D. WHAT MAY CHANGE IN THE FUTURE
Future Cloud Regulations: The Telecom Regulatory Authority of India (“TRAI”) released a consultation paper back in 2016 on cloud computing. Subsequently, it issued recommendations on cloud services in 2017 and 2019, proposing ‘light touch’ regulations. The TRAI’s recommendations call for separate industry bodies for cloud service providers, industry codes for QoS parameters, prescribing model SLAs, dispute resolution framework, requirements for billing, etc. These policy documents can be accessed HERE. In September, 2020, TRAI made additional recommendations to suggest a not-for-profit organization be set up to work in conjunction with TRAI or the Indian Government’s Department of Telecommunications to run and enforce a ‘light touch’ regulatory regime for cloud service providers. You can read the new 2019 recommendations HERE. These recommendations do not have the force of law as yet, and no draft law has been released.
Draft Privacy Bill: The Indian government has proposed to replace Indian Privacy Laws with the Data Protection Bill, 2019 (“Draft Privacy Bill”) in the near future. The Draft Privacy Bill requires data processors to implement certain security standards, transparency and accountability measures, enter into a contract with data fiduciaries, etc. The Draft Bill is currently being reviewed by a parliamentary committee, and may see the light of day in early 2021.

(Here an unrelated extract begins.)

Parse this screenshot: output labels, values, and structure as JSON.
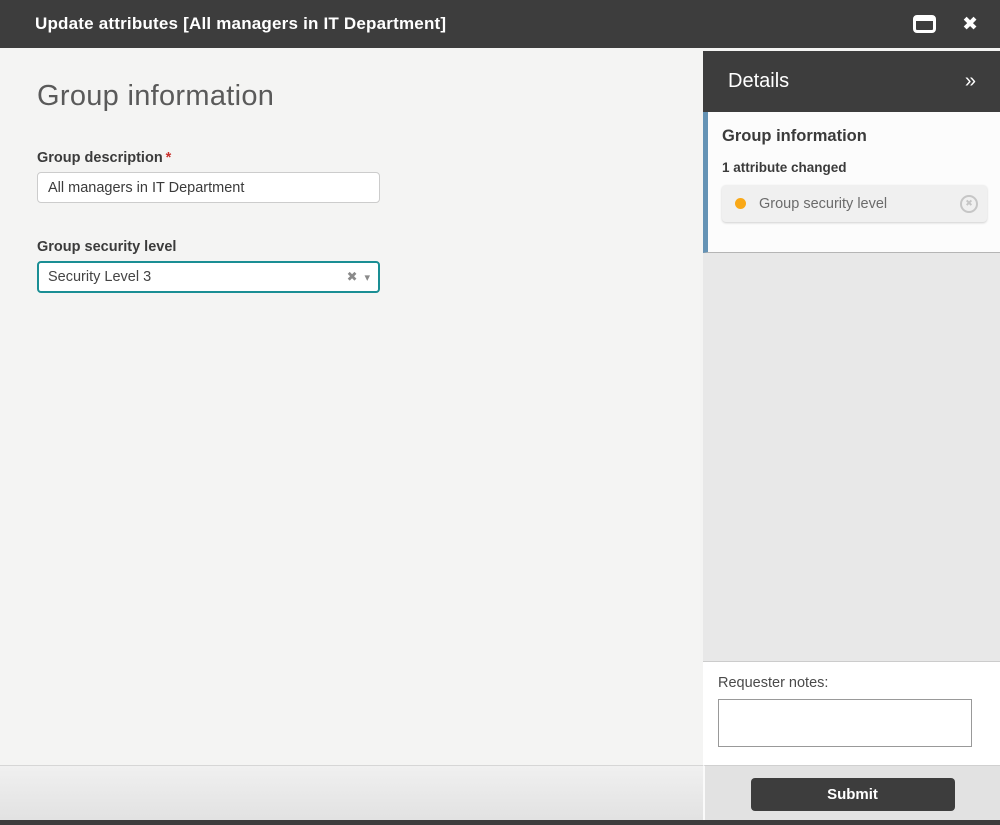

Proposed Law on Non-Personal Data: In 2019, the Indian government set up an expert committee to determine whether a law is required to regulate non-personal data, i.e., any data that is not related to an identified or identifiable natural person or is personal data that has been anonymised. The committee recently released its report and has recommended that a separate legislation to govern non-personal data and a new regulatory body be set up for it. No draft law has been proposed as yet. You can read more NPD regulation HERE.
Draft Intermediary Guidelines: In 2018, an amendment to the Intermediary Guidelines was proposed. Under the draft guidelines, intermediaries have to proactively monitor unlawful information and remove/ disable it, and those intermediaries having more than 50 lakh (5 million) users in India will have to have an on-soil presence in India. These do not have the force of law as yet.